The Ten Unwritten Rules of Social Relationships

These deceptively simple little gems are taken from an excellent handbook by Dr Temple Grandin and Sean Barron, both of whom have autism, called Unwritten Rules of Social Relationships: Decoding Social Mysteries Through the Unique Perspective of Autism.

What to do, what to do...?

The book is worth a look for anyone living with autism/Asperger’s, as it provides some good basic “signposts” about manners, expectations, and how to keep frustrations and misunderstandings from blowing up into full-on thermonuclear war, emotionally and socially speaking. I wish I’d had a copy of it when I was a teenager and young adult, as it probably would have saved me a lot of time and energy in terms of trying to decode the behaviour and motives of people around me, and simply figuring out how to behave.

My favourite, and one I am still learning (even at my age) is Number 6, that not everyone who is nice to me is my friend. Sigh. 😦

Hope these are helpful!

The Ten Unwritten Rules of Social Relationships

Rule #1  Rules are Not Absolute. They are Situation-based and People-based.
Rule #2 Not Everything is Equally Important in the Grand Scheme of Things.
Rule #3  Everyone in the World Makes Mistakes. It Doesn’t Have to Ruin Your Day.
Rule #4 Honesty is Different than Diplomacy.
Rule #5 Being Polite is Appropriate in Any Situation.
Rule #6 Not Everyone Who is Nice to Me is My Friend.
Rule #7  People Act Differently in Public than They Do in Private
Rule #8 Know When You’re Turning People Off.
Rule #9 “Fitting In” is Often Tied to Looking and Sounding like You Fit in.
Rule #10 People are Responsible for Their Own Behaviors.

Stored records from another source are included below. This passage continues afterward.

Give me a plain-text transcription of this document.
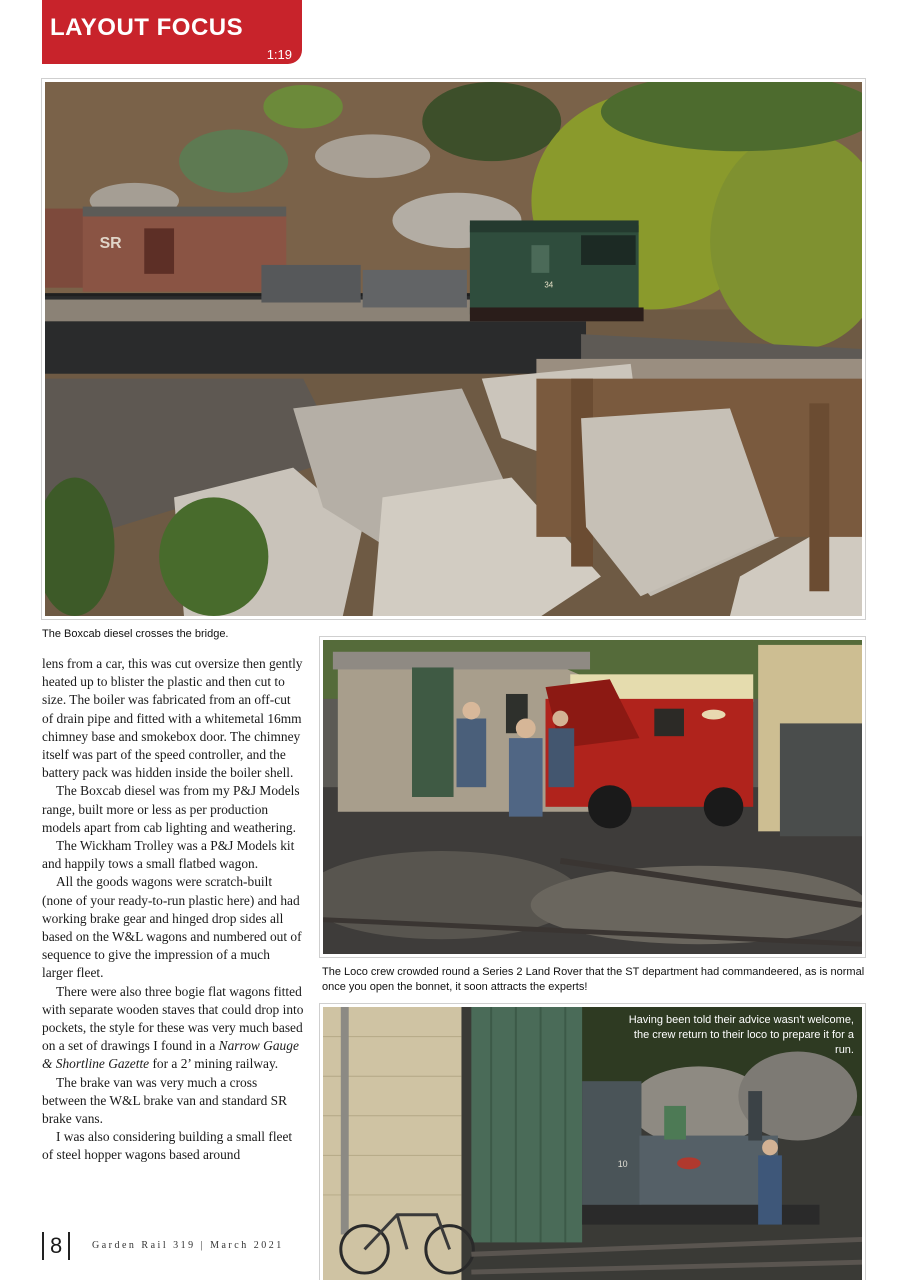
LAYOUT FOCUS
1:19
SR
34
The Boxcab diesel crosses the bridge.

lens from a car, this was cut oversize then gently heated up to blister the plastic and then cut to size. The boiler was fabricated from an off-cut of drain pipe and fitted with a whitemetal 16mm chimney base and smokebox door. The chimney itself was part of the speed controller, and the battery pack was hidden inside the boiler shell.

The Boxcab diesel was from my P&J Models range, built more or less as per production models apart from cab lighting and weathering.

The Wickham Trolley was a P&J Models kit and happily tows a small flatbed wagon.

All the goods wagons were scratch-built (none of your ready-to-run plastic here) and had working brake gear and hinged drop sides all based on the W&L wagons and numbered out of sequence to give the impression of a much larger fleet.

There were also three bogie flat wagons fitted with separate wooden staves that could drop into pockets, the style for these was very much based on a set of drawings I found in a Narrow Gauge & Shortline Gazette for a 2’ mining railway.

The brake van was very much a cross between the W&L brake van and standard SR brake vans.

I was also considering building a small fleet of steel hopper wagons based around

The Loco crew crowded round a Series 2 Land Rover that the ST department had commandeered, as is normal once you open the bonnet, it soon attracts the experts!
10
Having been told their advice wasn't welcome, the crew return to their loco to prepare it for a run.
8	Garden Rail 319 | March 2021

9 thoughts on “The Ten Unwritten Rules of Social Relationships

  1. I can relate to this. Dealt with #6 and #8 as of late and it’s really tiring. Been trying to be #3 about it, but it’s hard. Thanks for taking the time to post this. 🙂

    • I love the way you put that: “…trying to be #3 about it.” Yes, it’s really hard (been struggling with some of this stuff myself lately) but a sense of humour definitely helps.
      Thanks for your comment and thanks for reading!

  2. the not everyone who is nice to me is my friend one gets me all the time. I simply have failed to realize that there are many people who mask hostility, contempt, arrogance and superiority and unkind motives, with acting as if they really like you or care about you. Obviously I need a new “grid” to evaluate people through.